What Successful Teams Do That Others Don't
The successful patterns:
PMs personally label data in spreadsheets
Teams debate edge cases vigorously ("I would push back and say...")
You can see more about that in this post : How AI PMs and AI Engineers collaborate on evals
Accept evaluation as permanent discipline that you will need to keep revisiting
Document every weird failure and consider adding to your golden dataset
Start with human labels before any automation
Track match rates between human and AI judges
The failure patterns:
Outsourcing all labeling
Skipping human evaluation
Trusting LLM judges without verification
Expecting evaluation to end after launch
Ignoring the user feedback paradox
Looking for silver bullets
The Ultimate Implementation Test
Before launching any AI feature, can you answer:
"Would our CPO warn customers about this?" (Acknowledging limitations)
"Have we done the unsexy spreadsheet work?" (Ground truth labeling)
"Did we discover our math failures?" (Edge case testing)
"Has the team had healthy debates?" (Quality through disagreement)
"Is our LLM judge calibrated?" (Match rate validation)
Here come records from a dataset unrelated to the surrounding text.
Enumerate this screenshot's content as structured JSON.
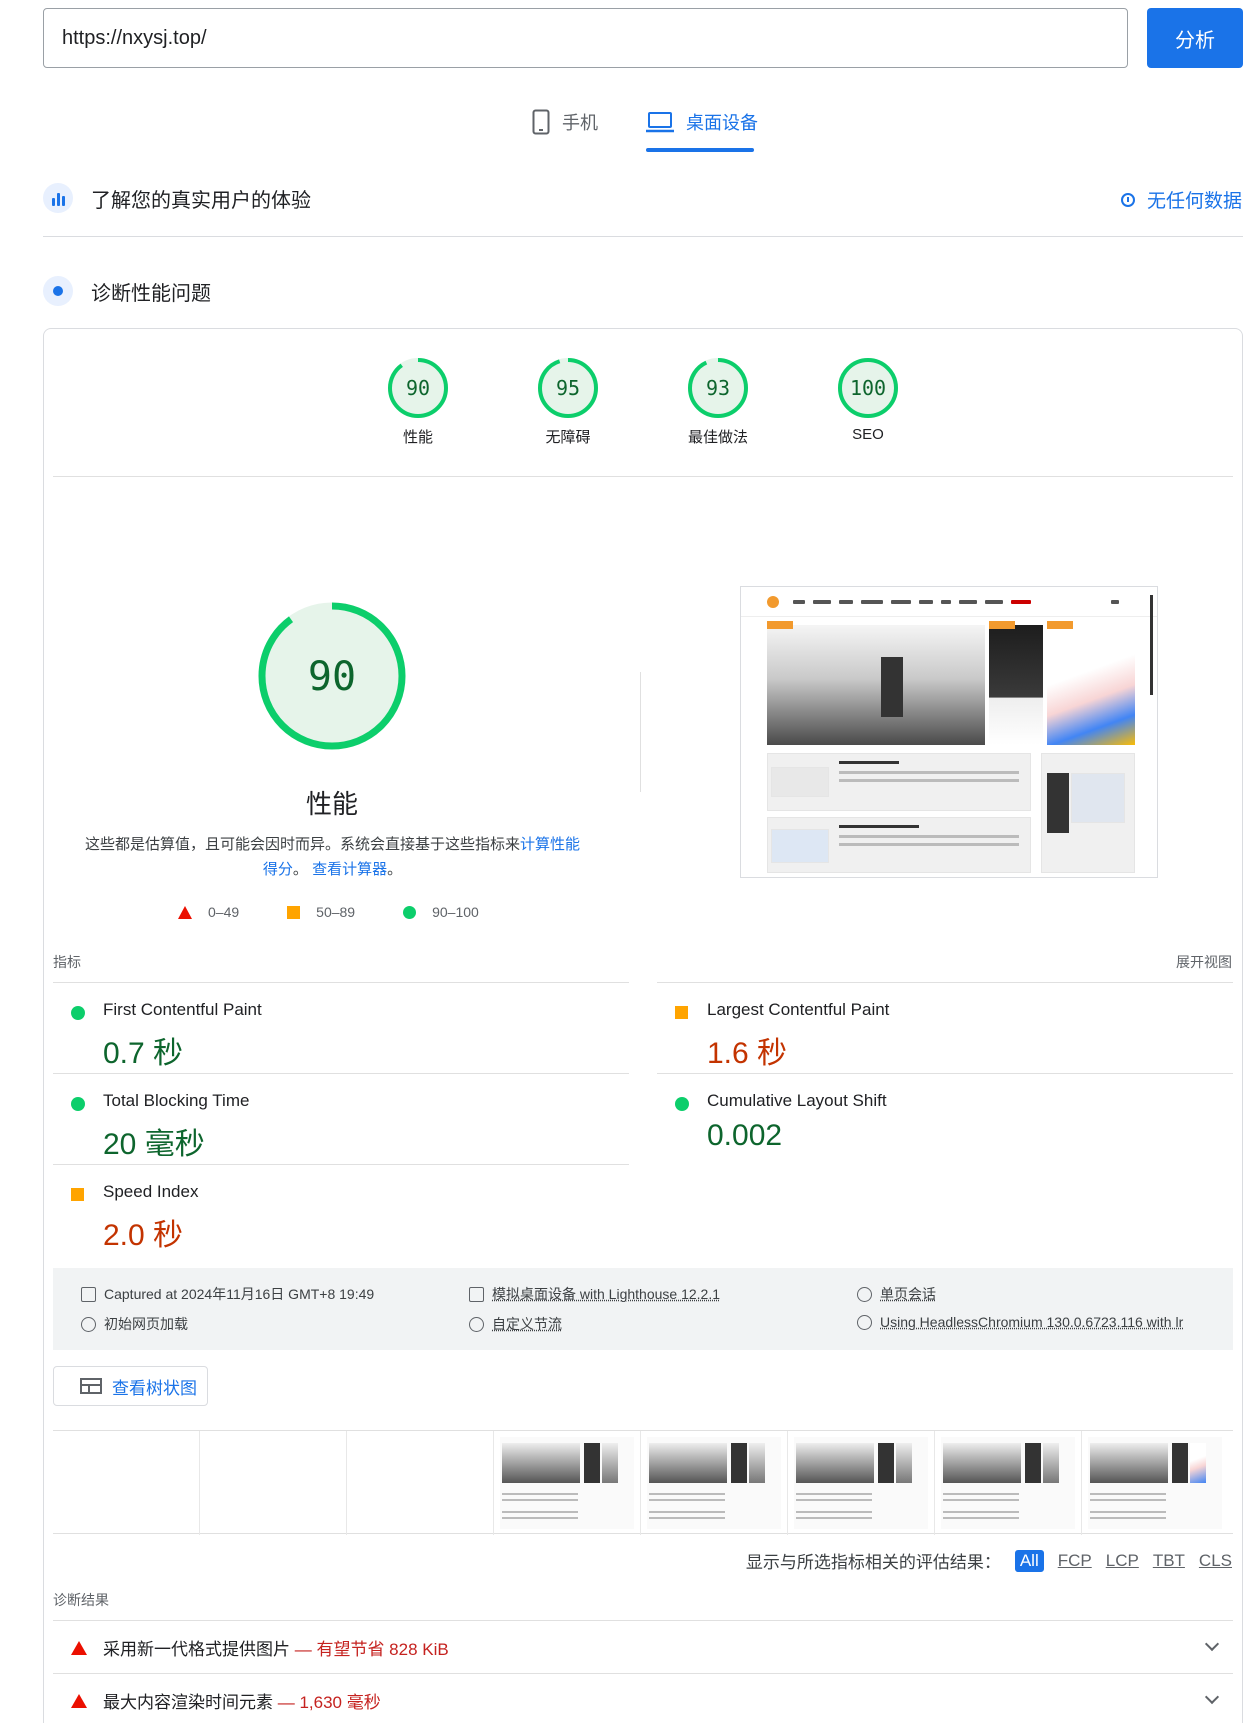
{
  "url": {
    "value": "https://nxysj.top/",
    "button": "分析"
  },
  "device_tabs": [
    {
      "label": "手机",
      "icon": "phone-icon",
      "selected": false
    },
    {
      "label": "桌面设备",
      "icon": "laptop-icon",
      "selected": true
    }
  ],
  "crux": {
    "title": "了解您的真实用户的体验",
    "no_data": "无任何数据"
  },
  "diagnose": {
    "title": "诊断性能问题"
  },
  "categories": [
    {
      "score": 90,
      "label": "性能"
    },
    {
      "score": 95,
      "label": "无障碍"
    },
    {
      "score": 93,
      "label": "最佳做法"
    },
    {
      "score": 100,
      "label": "SEO"
    }
  ],
  "performance": {
    "score": 90,
    "title": "性能",
    "note_prefix": "这些都是估算值，且可能会因时而异。系统会直接基于这些指标来",
    "note_link1": "计算性能得分",
    "note_mid": "。",
    "note_link2": "查看计算器",
    "note_suffix": "。"
  },
  "legend": [
    {
      "range": "0–49",
      "color": "#eb0f00"
    },
    {
      "range": "50–89",
      "color": "#ffa400"
    },
    {
      "range": "90–100",
      "color": "#0cce6b"
    }
  ],
  "metrics_header": {
    "label": "指标",
    "expand": "展开视图"
  },
  "metrics": [
    {
      "name": "First Contentful Paint",
      "value": "0.7 秒",
      "status": "good"
    },
    {
      "name": "Largest Contentful Paint",
      "value": "1.6 秒",
      "status": "average"
    },
    {
      "name": "Total Blocking Time",
      "value": "20 毫秒",
      "status": "good"
    },
    {
      "name": "Cumulative Layout Shift",
      "value": "0.002",
      "status": "good"
    },
    {
      "name": "Speed Index",
      "value": "2.0 秒",
      "status": "average"
    }
  ],
  "runtime": {
    "captured": "Captured at 2024年11月16日 GMT+8 19:49",
    "device": "模拟桌面设备 with Lighthouse 12.2.1",
    "session": "单页会话",
    "load": "初始网页加载",
    "throttling": "自定义节流",
    "browser": "Using HeadlessChromium 130.0.6723.116 with lr"
  },
  "tree_button": "查看树状图",
  "filter": {
    "label": "显示与所选指标相关的评估结果：",
    "options": [
      "All",
      "FCP",
      "LCP",
      "TBT",
      "CLS"
    ]
  },
  "diagnostics": {
    "label": "诊断结果",
    "items": [
      {
        "title": "采用新一代格式提供图片",
        "saving": "— 有望节省 828 KiB"
      },
      {
        "title": "最大内容渲染时间元素",
        "saving": "— 1,630 毫秒"
      }
    ]
  },
  "colors": {
    "accent": "#1a73e8",
    "good": "#0cce6b",
    "average": "#ffa400",
    "fail": "#eb0f00"
  }
}
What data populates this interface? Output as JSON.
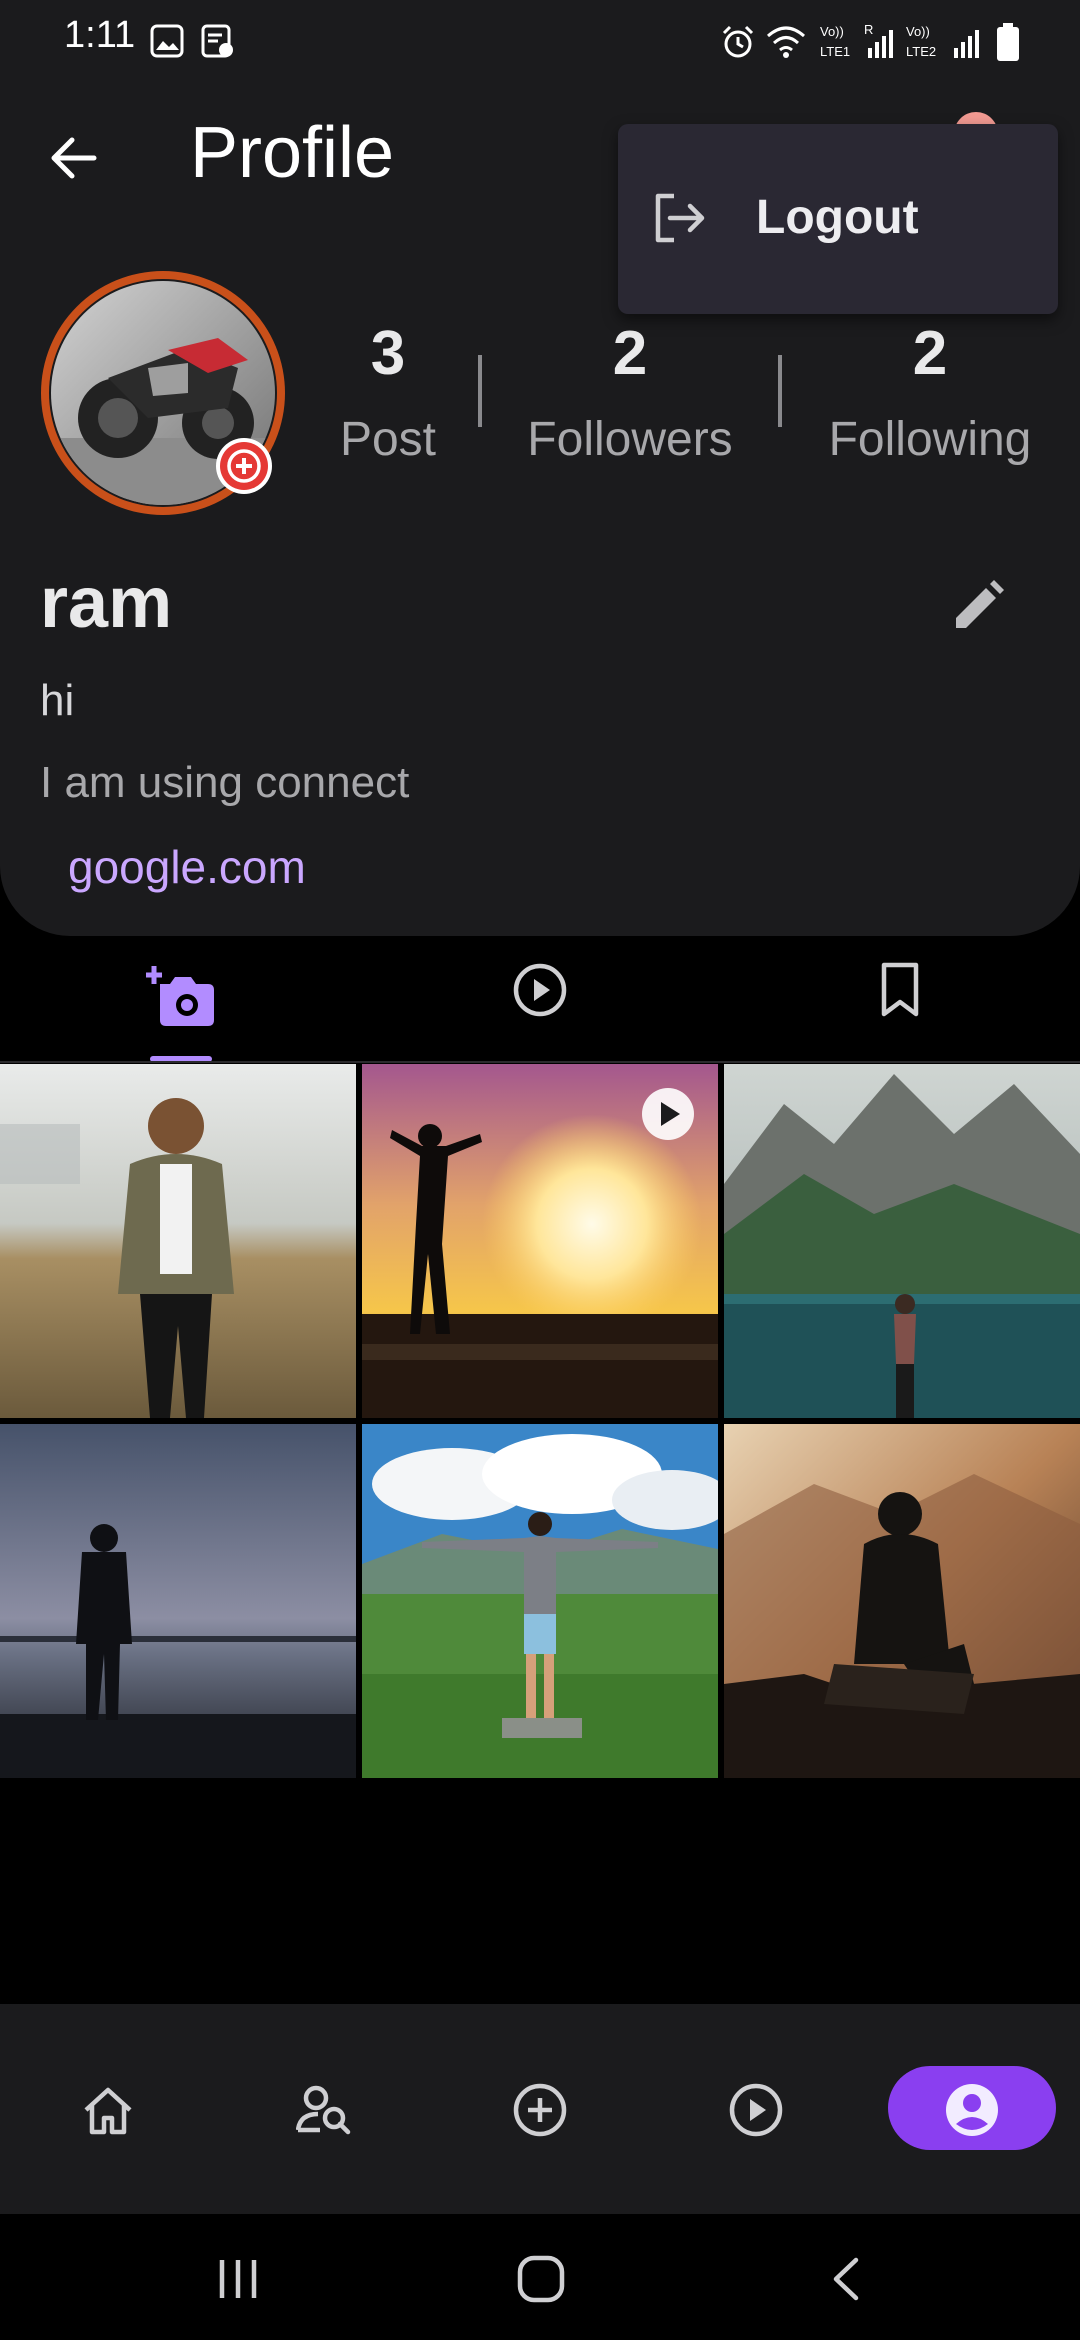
{
  "status_bar": {
    "time": "1:11"
  },
  "header": {
    "title": "Profile"
  },
  "menu": {
    "logout_label": "Logout"
  },
  "stats": [
    {
      "count": "3",
      "label": "Post"
    },
    {
      "count": "2",
      "label": "Followers"
    },
    {
      "count": "2",
      "label": "Following"
    }
  ],
  "profile": {
    "name": "ram",
    "bio_line1": "hi",
    "bio_line2": "I am using connect",
    "website": "google.com"
  },
  "tabs": [
    {
      "icon": "add-photo-icon",
      "active": true
    },
    {
      "icon": "play-circle-icon",
      "active": false
    },
    {
      "icon": "bookmark-icon",
      "active": false
    }
  ],
  "posts": [
    {
      "scene": "woman-field",
      "is_video": false
    },
    {
      "scene": "sunset-silhouette",
      "is_video": true
    },
    {
      "scene": "mountain-lake",
      "is_video": false
    },
    {
      "scene": "dusk-lake",
      "is_video": false
    },
    {
      "scene": "green-valley",
      "is_video": false
    },
    {
      "scene": "hill-sunrise",
      "is_video": false
    }
  ],
  "bottom_nav": [
    {
      "icon": "home-icon",
      "active": false
    },
    {
      "icon": "search-user-icon",
      "active": false
    },
    {
      "icon": "add-circle-icon",
      "active": false
    },
    {
      "icon": "play-circle-icon",
      "active": false
    },
    {
      "icon": "profile-icon",
      "active": true
    }
  ],
  "colors": {
    "accent": "#8a3ff0",
    "link": "#caa7ff",
    "avatar_ring": "#c9501a",
    "badge": "#e53935"
  }
}
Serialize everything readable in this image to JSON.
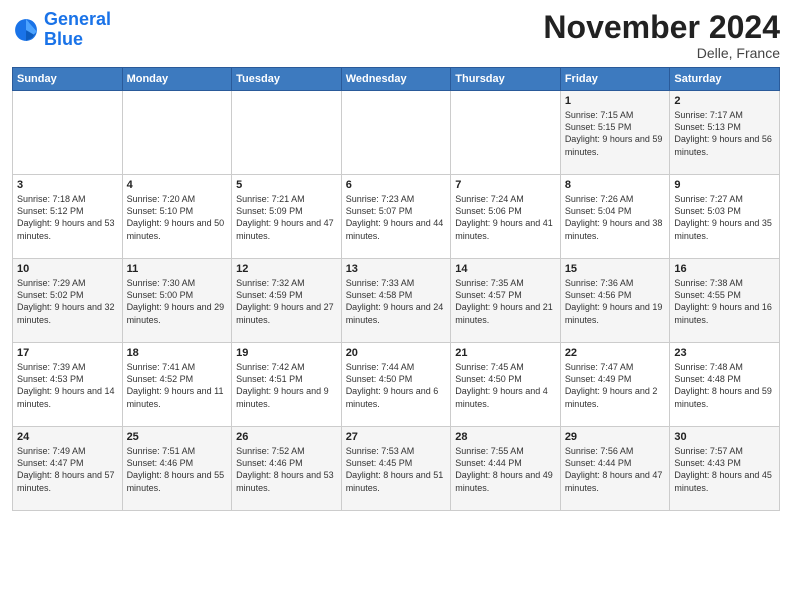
{
  "logo": {
    "line1": "General",
    "line2": "Blue"
  },
  "title": "November 2024",
  "location": "Delle, France",
  "days_header": [
    "Sunday",
    "Monday",
    "Tuesday",
    "Wednesday",
    "Thursday",
    "Friday",
    "Saturday"
  ],
  "weeks": [
    [
      {
        "day": "",
        "info": ""
      },
      {
        "day": "",
        "info": ""
      },
      {
        "day": "",
        "info": ""
      },
      {
        "day": "",
        "info": ""
      },
      {
        "day": "",
        "info": ""
      },
      {
        "day": "1",
        "info": "Sunrise: 7:15 AM\nSunset: 5:15 PM\nDaylight: 9 hours and 59 minutes."
      },
      {
        "day": "2",
        "info": "Sunrise: 7:17 AM\nSunset: 5:13 PM\nDaylight: 9 hours and 56 minutes."
      }
    ],
    [
      {
        "day": "3",
        "info": "Sunrise: 7:18 AM\nSunset: 5:12 PM\nDaylight: 9 hours and 53 minutes."
      },
      {
        "day": "4",
        "info": "Sunrise: 7:20 AM\nSunset: 5:10 PM\nDaylight: 9 hours and 50 minutes."
      },
      {
        "day": "5",
        "info": "Sunrise: 7:21 AM\nSunset: 5:09 PM\nDaylight: 9 hours and 47 minutes."
      },
      {
        "day": "6",
        "info": "Sunrise: 7:23 AM\nSunset: 5:07 PM\nDaylight: 9 hours and 44 minutes."
      },
      {
        "day": "7",
        "info": "Sunrise: 7:24 AM\nSunset: 5:06 PM\nDaylight: 9 hours and 41 minutes."
      },
      {
        "day": "8",
        "info": "Sunrise: 7:26 AM\nSunset: 5:04 PM\nDaylight: 9 hours and 38 minutes."
      },
      {
        "day": "9",
        "info": "Sunrise: 7:27 AM\nSunset: 5:03 PM\nDaylight: 9 hours and 35 minutes."
      }
    ],
    [
      {
        "day": "10",
        "info": "Sunrise: 7:29 AM\nSunset: 5:02 PM\nDaylight: 9 hours and 32 minutes."
      },
      {
        "day": "11",
        "info": "Sunrise: 7:30 AM\nSunset: 5:00 PM\nDaylight: 9 hours and 29 minutes."
      },
      {
        "day": "12",
        "info": "Sunrise: 7:32 AM\nSunset: 4:59 PM\nDaylight: 9 hours and 27 minutes."
      },
      {
        "day": "13",
        "info": "Sunrise: 7:33 AM\nSunset: 4:58 PM\nDaylight: 9 hours and 24 minutes."
      },
      {
        "day": "14",
        "info": "Sunrise: 7:35 AM\nSunset: 4:57 PM\nDaylight: 9 hours and 21 minutes."
      },
      {
        "day": "15",
        "info": "Sunrise: 7:36 AM\nSunset: 4:56 PM\nDaylight: 9 hours and 19 minutes."
      },
      {
        "day": "16",
        "info": "Sunrise: 7:38 AM\nSunset: 4:55 PM\nDaylight: 9 hours and 16 minutes."
      }
    ],
    [
      {
        "day": "17",
        "info": "Sunrise: 7:39 AM\nSunset: 4:53 PM\nDaylight: 9 hours and 14 minutes."
      },
      {
        "day": "18",
        "info": "Sunrise: 7:41 AM\nSunset: 4:52 PM\nDaylight: 9 hours and 11 minutes."
      },
      {
        "day": "19",
        "info": "Sunrise: 7:42 AM\nSunset: 4:51 PM\nDaylight: 9 hours and 9 minutes."
      },
      {
        "day": "20",
        "info": "Sunrise: 7:44 AM\nSunset: 4:50 PM\nDaylight: 9 hours and 6 minutes."
      },
      {
        "day": "21",
        "info": "Sunrise: 7:45 AM\nSunset: 4:50 PM\nDaylight: 9 hours and 4 minutes."
      },
      {
        "day": "22",
        "info": "Sunrise: 7:47 AM\nSunset: 4:49 PM\nDaylight: 9 hours and 2 minutes."
      },
      {
        "day": "23",
        "info": "Sunrise: 7:48 AM\nSunset: 4:48 PM\nDaylight: 8 hours and 59 minutes."
      }
    ],
    [
      {
        "day": "24",
        "info": "Sunrise: 7:49 AM\nSunset: 4:47 PM\nDaylight: 8 hours and 57 minutes."
      },
      {
        "day": "25",
        "info": "Sunrise: 7:51 AM\nSunset: 4:46 PM\nDaylight: 8 hours and 55 minutes."
      },
      {
        "day": "26",
        "info": "Sunrise: 7:52 AM\nSunset: 4:46 PM\nDaylight: 8 hours and 53 minutes."
      },
      {
        "day": "27",
        "info": "Sunrise: 7:53 AM\nSunset: 4:45 PM\nDaylight: 8 hours and 51 minutes."
      },
      {
        "day": "28",
        "info": "Sunrise: 7:55 AM\nSunset: 4:44 PM\nDaylight: 8 hours and 49 minutes."
      },
      {
        "day": "29",
        "info": "Sunrise: 7:56 AM\nSunset: 4:44 PM\nDaylight: 8 hours and 47 minutes."
      },
      {
        "day": "30",
        "info": "Sunrise: 7:57 AM\nSunset: 4:43 PM\nDaylight: 8 hours and 45 minutes."
      }
    ]
  ]
}
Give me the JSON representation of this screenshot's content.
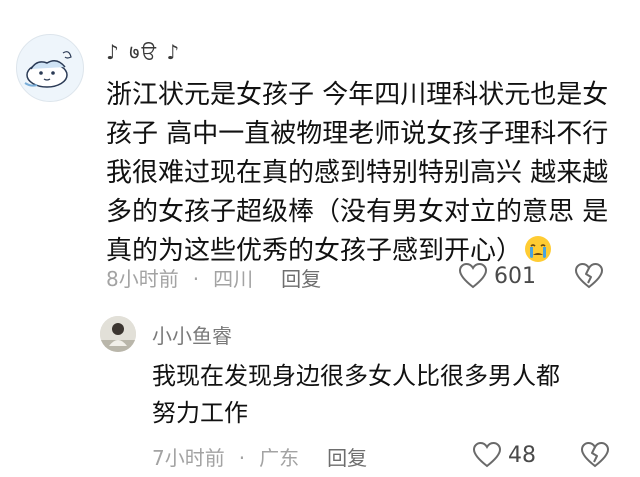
{
  "comments": [
    {
      "username": "♪ ७ੳ ♪",
      "text": "浙江状元是女孩子 今年四川理科状元也是女\n孩子 高中一直被物理老师说女孩子理科不行\n我很难过现在真的感到特别特别高兴 越来越\n多的女孩子超级棒（没有男女对立的意思 是\n真的为这些优秀的女孩子感到开心）",
      "emoji": "crying-face-emoji",
      "time": "8小时前",
      "separator": "·",
      "location": "四川",
      "reply_label": "回复",
      "likes": "601",
      "avatar_icon": "cartoon-avatar-icon"
    },
    {
      "username": "小小鱼睿",
      "text": "我现在发现身边很多女人比很多男人都\n努力工作",
      "time": "7小时前",
      "separator": "·",
      "location": "广东",
      "reply_label": "回复",
      "likes": "48",
      "avatar_icon": "photo-avatar-icon"
    }
  ],
  "icons": {
    "like": "heart-icon",
    "dislike": "broken-heart-icon"
  },
  "colors": {
    "text": "#111111",
    "meta": "#a3a3a3",
    "reply": "#6e6e6e",
    "emoji_yellow": "#ffcc33",
    "tear_blue": "#4aa3df"
  }
}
"Can we interpret angry users correctly?" (Signal verification)c
If yes to all: You're ready for the permanent discipline of AI evaluation.
Start Tomorrow Morning
Your first 30 minutes:
Open Google Sheets
Write three column headers: Product Knowledge | Policy Compliance | Tone
Generate one test example in Anthropic Console
Label it good/average/bad
Ask someone to label it independently
Debate the difference
Everything else builds from this foundation.
The difference between AI products that work and ones that fail isn't the model or the prompt. It's the spreadsheet and the willingness to argue about what "good" means.
Resources:




++ Good Post. Also, start here : $500K Salary Career Wins, 500+ LLM, RAG, ML System Design Case Studies, 300+ Implemented Projects
https://open.substack.com/pub/naina0405/p/500k-salary-career-wins-500-case?r=14q3sp&utm_campaign=post&utm_medium=web&showWelcomeOnShare=false
Aman, I watched the video you did with Peter. It was very helpful in confirming what I had thought about the work involved with evaluating the quality of an LLM's outputs. Given that it does take time to set up evals for teams that aren't organised/data driven minded, like defining the rubric/evaluation criteria (+ debates), analyse & score outputs (+ debates), how much time would you say it may take for such a team to get their first version of the AI agent ready to use for an internal/closed user group release? Am asking as my observation is few organisations are rigorous where the subject matter expert is able to define quality criteria to the granular enough level to say "This is good/bad/average.". I sense that it's going to take some time to do the setup work.